Car sales account for 40 per cent of complaints, with defects at delivery being a major issue. Of cases resolved in 2016, 40 per cent were upheld for the consumer, 50 per cent for the businesses and 10 per cent had a mixed outcome. Businesses are bound to comply with its decisions, and the organisation says there are no cases of non-compliance.

Passengers wanting to complain about airlines will find that some are members of alternative dispute resolution schemes run by Aviation ADR and CEDR, while others are dealt with by the Civil Aviation Authority.

Aviation ADR received 4,534 complaints in the year to April 2017. Most related to claims for compensation for delayed or cancelled flights or lost luggage. It refused to deal with 501 claims.

Moving house? If something goes wrong, you could try the Removals Ombudsman. Its annual report showed it received 90 claims and made 10 determinations. Those it rejected included 54 about non-member companies and 10 concerning insurance.


Formerly known as the Retail Ombudsman, Retail ADR deals with complaints about member companies, including supermarkets, department stores, book shops, hotels and gyms.

In the year to May 2016, it received 60,283 complaints, but nearly 40 per cent were not within its jurisdiction — largely because they related to non-members. Of the cases it accepted, it upheld for consumers 43 per cent of the time. Members are legally bound by the adjudicator’s decision and failure to comply could lead to termination of their membership. It says that to date it has had 100 per cent member compliance. The maximum it can award is £25,000

The Furniture Ombudsman deals with complaints about furniture makers and sellers, covering 8,000 retailers and traders. Although it can make financial awards, it cannot insist that a retailer delivers goods that they have not delivered. In 2016, it dealt with 5,903 disputes and resolved over 99 per cent of cases.

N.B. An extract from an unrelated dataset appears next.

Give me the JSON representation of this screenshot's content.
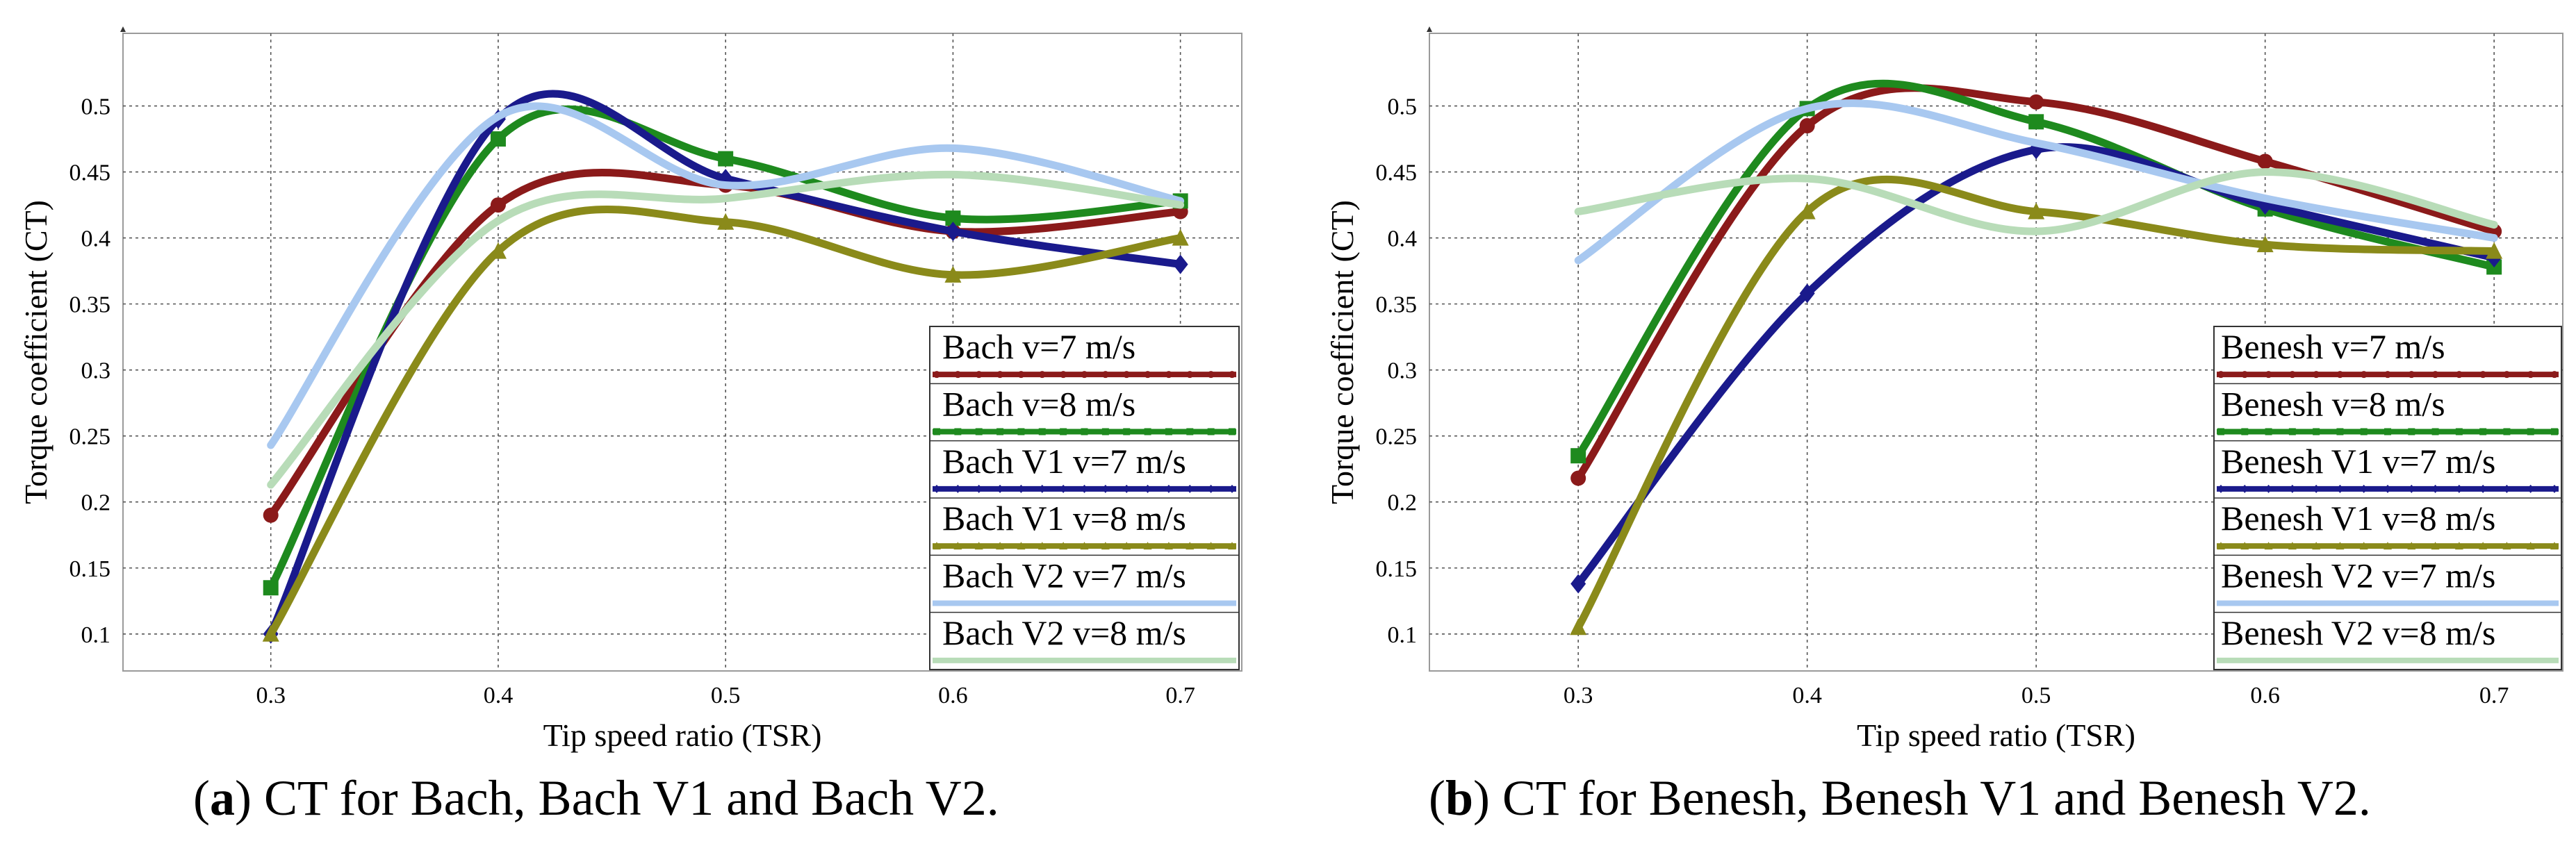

The Consumer Ombudsman, which deals with a range of issues including faulty goods, poor service and shoddy workmanship, received 7,915 complaints in the year to June 2017, but only accepted 339 of them because the vast majority of firms complained about were not scheme participants. Most of the cases it dealt with involved disputes about repairs.

This article has been amended to clarify that Ombudsman Property Services is no longer taking on new cases from August 6, not The Property Ombudsman as previously stated.